One way to simplify the rule, is to always desugar like let tmp = &mut exp; match *tmp {...}. In other words, the expression always executed before the match, and the result’s unique address was taken and dereferenced immidiately in the match. These extra operations should be optimised out later on, but NLL is now able to eliminate unnessory borrows in the expression evaluation. This will work even when exp is a simple variable.

That would require the variable to be mut. It also makes it impossible to move out of the variable:

fn main() {
    let mut foo = String::from("something not Copy");
    let tmp = &mut foo;
    // cannot move out of borrowed content
    match *tmp { x => drop(x) }
}

I’m just not sure a simple rewrite to a temporary will be a solution here.

1 Like

In theory the code you shown can be allowed under some advanced rules - the variable foo didn’t used after assignment to tmp, and the tmp is a unique reference, therefore *tmp should be the recover of foo.

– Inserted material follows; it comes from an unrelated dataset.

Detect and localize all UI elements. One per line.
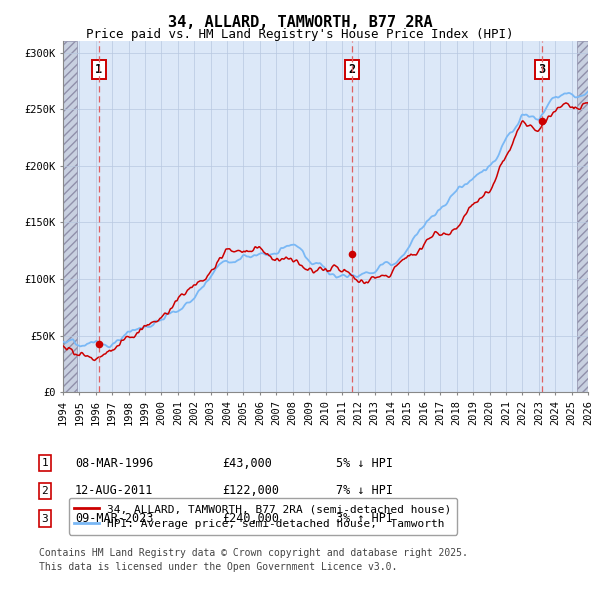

In short, moving out should be allowed as long as foo is never used again, in theory. If it is not the case, of cause there should be an error. I am a bit supprised that NLL didn’t made this happen.

Being carefully looked into the issue that causes the &mut tmp not movable, I found myself back to the situation of the very beginning: we cannot move out of *tmp because tmp is considered “live” throughout the match block. This is the same as my f variable being borrowed throughout the block.

So, a simple rewrite would not be enough to solve it. Instead, we have to consider, although if cond {} else {} or match exp {} are all expressions, is it necessory to keep every intermediate result and varialbe alive through the whole expression? We could at least, introduce a “block” boundry, such that every intermediate results to not live across a block subexpression, unless being explicitly referenced.

This is to say we are talking about the lifetime of temporaries, and this is a big debating topic and I believe the Rust team have already debated with this. So I would like to hear from them.